Gelassenheit lernen mit „Durchatmen“

Was jetzt? Zeit für ein Geschenk an uns selbst. Um zu tun, was wir nicht gewohnt sind: nichts. Gar nichts. Rien. Niente. Nothing. Stattdessen stillhalten. Nichts tun. Atmen. Die Gedanken und Emotionen kommen und gehen lassen, wie Meereswellen, wie die Jahreszeiten. Ein Lied pfeifen. Den Wolken beim Ziehen zuschauen. Löcher in die Luft starren. Augen zumachen. Daumen drehen. An Blumen riechen.

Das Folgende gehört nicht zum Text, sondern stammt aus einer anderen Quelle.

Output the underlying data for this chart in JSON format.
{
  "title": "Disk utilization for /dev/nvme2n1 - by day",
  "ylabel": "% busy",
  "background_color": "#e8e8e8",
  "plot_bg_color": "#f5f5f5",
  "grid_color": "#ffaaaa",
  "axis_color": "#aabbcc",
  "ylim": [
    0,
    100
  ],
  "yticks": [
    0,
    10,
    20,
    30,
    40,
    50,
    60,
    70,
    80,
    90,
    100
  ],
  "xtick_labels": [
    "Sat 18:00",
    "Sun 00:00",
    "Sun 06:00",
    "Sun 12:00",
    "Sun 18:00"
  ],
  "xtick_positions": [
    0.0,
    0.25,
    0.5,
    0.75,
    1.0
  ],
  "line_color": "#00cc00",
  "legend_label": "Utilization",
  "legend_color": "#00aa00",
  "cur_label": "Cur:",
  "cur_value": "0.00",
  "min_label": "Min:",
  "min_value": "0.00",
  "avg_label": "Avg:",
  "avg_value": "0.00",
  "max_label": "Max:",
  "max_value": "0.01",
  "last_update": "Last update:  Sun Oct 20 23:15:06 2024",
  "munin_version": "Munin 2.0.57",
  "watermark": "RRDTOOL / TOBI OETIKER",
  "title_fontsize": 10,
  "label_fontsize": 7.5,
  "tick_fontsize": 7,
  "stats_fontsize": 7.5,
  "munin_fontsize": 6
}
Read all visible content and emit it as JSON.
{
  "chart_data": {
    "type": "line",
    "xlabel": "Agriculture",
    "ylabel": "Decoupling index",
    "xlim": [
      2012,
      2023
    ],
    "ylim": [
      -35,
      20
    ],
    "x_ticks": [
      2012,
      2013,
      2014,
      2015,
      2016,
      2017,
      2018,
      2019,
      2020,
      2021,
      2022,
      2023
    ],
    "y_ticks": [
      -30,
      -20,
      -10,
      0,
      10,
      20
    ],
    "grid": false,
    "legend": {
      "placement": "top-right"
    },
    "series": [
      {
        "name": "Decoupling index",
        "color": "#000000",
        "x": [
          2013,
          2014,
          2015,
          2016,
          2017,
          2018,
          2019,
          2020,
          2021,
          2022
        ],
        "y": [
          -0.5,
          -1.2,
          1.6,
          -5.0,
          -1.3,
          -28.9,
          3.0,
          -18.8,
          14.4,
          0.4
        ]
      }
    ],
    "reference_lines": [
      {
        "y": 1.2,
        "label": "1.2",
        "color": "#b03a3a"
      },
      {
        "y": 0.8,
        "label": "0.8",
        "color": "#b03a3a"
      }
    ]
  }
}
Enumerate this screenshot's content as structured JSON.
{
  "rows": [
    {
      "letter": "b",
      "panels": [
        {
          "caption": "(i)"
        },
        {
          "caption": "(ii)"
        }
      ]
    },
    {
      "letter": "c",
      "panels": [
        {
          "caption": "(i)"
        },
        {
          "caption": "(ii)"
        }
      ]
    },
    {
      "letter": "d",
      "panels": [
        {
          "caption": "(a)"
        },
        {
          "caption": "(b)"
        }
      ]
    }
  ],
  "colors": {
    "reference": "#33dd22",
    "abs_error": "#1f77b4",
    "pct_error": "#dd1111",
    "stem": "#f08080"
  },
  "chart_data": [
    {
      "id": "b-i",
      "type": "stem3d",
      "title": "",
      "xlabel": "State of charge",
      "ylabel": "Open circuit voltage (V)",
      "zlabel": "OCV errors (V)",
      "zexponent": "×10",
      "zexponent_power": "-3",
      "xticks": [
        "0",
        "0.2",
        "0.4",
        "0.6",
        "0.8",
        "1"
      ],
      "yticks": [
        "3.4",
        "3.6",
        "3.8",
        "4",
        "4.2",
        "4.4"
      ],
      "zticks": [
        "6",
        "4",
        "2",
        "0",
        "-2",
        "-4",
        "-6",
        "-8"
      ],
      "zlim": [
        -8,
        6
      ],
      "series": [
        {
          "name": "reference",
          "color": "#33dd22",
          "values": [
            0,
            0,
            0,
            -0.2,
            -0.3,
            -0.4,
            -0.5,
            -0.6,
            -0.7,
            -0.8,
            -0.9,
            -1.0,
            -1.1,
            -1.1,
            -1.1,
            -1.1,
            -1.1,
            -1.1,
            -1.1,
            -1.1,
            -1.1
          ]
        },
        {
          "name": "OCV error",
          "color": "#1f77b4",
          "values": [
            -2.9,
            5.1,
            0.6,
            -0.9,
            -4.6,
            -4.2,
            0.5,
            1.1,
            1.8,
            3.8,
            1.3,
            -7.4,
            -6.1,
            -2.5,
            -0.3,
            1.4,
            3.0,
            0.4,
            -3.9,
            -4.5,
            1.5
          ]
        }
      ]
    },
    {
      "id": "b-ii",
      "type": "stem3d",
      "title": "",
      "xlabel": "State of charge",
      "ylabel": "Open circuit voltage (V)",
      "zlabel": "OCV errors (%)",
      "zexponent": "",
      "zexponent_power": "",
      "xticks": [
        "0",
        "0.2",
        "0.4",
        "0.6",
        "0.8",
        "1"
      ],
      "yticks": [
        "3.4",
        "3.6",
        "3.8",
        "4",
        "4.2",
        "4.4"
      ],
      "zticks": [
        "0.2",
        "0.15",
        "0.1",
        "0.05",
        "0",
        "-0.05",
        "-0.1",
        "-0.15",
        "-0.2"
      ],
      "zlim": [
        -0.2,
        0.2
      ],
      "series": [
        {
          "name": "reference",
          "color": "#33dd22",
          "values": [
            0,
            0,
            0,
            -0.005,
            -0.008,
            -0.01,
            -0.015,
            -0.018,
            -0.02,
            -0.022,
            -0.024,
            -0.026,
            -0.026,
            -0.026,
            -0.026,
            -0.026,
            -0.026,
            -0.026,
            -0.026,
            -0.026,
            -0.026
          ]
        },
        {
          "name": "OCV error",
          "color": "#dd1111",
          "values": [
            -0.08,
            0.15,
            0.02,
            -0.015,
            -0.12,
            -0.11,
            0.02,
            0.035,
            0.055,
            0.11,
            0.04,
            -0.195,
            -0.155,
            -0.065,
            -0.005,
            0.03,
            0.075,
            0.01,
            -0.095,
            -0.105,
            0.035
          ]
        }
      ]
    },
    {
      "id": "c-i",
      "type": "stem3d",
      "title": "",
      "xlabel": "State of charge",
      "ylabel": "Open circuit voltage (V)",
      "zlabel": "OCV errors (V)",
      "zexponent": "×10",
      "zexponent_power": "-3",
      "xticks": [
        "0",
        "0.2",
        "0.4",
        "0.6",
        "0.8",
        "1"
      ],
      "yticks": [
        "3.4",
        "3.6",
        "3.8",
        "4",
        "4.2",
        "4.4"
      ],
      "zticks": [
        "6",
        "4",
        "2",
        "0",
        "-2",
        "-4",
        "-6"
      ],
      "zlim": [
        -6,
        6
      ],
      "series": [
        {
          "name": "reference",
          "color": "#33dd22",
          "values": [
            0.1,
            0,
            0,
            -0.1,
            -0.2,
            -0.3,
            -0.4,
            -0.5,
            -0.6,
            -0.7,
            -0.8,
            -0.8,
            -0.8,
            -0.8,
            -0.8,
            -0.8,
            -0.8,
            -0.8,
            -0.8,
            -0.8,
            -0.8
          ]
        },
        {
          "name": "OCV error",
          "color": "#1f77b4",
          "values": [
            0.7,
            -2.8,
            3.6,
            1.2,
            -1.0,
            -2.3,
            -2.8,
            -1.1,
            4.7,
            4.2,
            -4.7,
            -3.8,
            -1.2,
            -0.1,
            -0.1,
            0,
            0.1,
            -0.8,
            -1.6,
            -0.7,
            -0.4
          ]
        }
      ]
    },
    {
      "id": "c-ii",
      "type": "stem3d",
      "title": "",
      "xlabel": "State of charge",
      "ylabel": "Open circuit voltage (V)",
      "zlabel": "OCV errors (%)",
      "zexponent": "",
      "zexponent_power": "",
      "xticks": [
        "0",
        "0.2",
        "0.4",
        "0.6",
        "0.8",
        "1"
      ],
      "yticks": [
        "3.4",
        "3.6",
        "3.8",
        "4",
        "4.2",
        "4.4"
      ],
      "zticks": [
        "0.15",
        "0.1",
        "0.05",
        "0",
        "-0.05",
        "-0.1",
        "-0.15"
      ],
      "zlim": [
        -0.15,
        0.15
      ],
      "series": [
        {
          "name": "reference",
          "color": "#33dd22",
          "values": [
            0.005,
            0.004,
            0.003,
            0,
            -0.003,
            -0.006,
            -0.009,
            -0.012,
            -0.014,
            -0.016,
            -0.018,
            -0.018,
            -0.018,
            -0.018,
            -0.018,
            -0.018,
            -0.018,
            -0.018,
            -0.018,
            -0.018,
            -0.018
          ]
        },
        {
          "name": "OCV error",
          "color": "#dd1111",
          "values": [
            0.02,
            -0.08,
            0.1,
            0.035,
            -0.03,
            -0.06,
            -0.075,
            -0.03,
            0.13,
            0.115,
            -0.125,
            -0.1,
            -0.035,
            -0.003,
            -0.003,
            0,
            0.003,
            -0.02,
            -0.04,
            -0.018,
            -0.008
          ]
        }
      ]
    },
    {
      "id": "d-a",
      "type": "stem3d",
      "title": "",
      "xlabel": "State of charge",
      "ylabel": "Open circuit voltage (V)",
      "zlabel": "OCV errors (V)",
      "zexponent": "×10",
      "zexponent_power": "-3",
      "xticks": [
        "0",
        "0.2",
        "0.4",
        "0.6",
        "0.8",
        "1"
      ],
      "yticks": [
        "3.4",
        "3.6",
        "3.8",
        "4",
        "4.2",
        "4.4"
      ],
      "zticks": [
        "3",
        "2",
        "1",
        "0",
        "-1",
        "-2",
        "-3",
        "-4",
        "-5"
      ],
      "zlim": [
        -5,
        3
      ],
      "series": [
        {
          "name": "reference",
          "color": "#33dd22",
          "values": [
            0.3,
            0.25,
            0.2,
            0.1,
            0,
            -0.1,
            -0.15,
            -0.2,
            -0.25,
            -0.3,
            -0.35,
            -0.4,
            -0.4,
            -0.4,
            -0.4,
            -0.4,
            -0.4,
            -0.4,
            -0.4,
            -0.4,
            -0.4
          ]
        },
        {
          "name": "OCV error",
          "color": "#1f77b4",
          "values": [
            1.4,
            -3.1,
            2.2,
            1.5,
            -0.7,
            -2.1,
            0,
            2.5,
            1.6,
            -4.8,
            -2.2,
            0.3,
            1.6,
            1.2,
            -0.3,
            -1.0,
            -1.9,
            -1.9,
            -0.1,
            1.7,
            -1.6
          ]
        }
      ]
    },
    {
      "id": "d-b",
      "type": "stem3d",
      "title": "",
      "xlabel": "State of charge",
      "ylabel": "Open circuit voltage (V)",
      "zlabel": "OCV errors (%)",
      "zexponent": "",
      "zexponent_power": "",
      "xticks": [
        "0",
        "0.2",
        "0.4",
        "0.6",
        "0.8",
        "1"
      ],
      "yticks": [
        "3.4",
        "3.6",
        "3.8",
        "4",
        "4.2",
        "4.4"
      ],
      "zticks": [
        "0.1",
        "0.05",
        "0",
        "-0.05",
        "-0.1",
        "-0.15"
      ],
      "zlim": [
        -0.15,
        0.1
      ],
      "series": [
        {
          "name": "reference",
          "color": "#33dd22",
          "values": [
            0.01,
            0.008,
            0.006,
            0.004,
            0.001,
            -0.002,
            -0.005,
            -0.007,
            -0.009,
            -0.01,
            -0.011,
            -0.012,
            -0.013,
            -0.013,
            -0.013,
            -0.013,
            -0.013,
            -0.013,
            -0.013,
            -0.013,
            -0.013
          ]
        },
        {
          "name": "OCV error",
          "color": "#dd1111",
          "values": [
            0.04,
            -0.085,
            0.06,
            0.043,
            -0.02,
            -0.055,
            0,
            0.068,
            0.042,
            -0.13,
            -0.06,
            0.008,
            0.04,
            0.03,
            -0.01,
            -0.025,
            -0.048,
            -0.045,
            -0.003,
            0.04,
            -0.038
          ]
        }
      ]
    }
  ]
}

Alles, nur keine „Mach mal“-Dynamik aufkommen lassen. Sich also keinesfalls reflexartig hinsetzen, um seinen Standpunkt mit Verve, Leidenschaft und ziemlich viel Adrenalin zwischen den Zeilen in ein Mail oder WhatsApp packen. Stattdessen noch tiefer atmen und den Stimmenchor im Kopf leise sagen hören: Über allen Gipfeln ist Ruh.

Abwarten und Tee trinken

„Hast du die Geduld zu warten, bis sich der Schlamm setzt?“, lautet eine Weisheit aus dem Zen. Die ist, wie es Weisheiten so an sich haben, gar nicht blöd. Nicht sofort! Jetzt! In der Sekunde! zu handeln ist oft das Klügste, was wir tun können. Weil es jenen Zwischenraum schafft, in dem sich der Ärger legen, der emotionale Strudel sich entstrudeln und die Verwirrung entwirren kann.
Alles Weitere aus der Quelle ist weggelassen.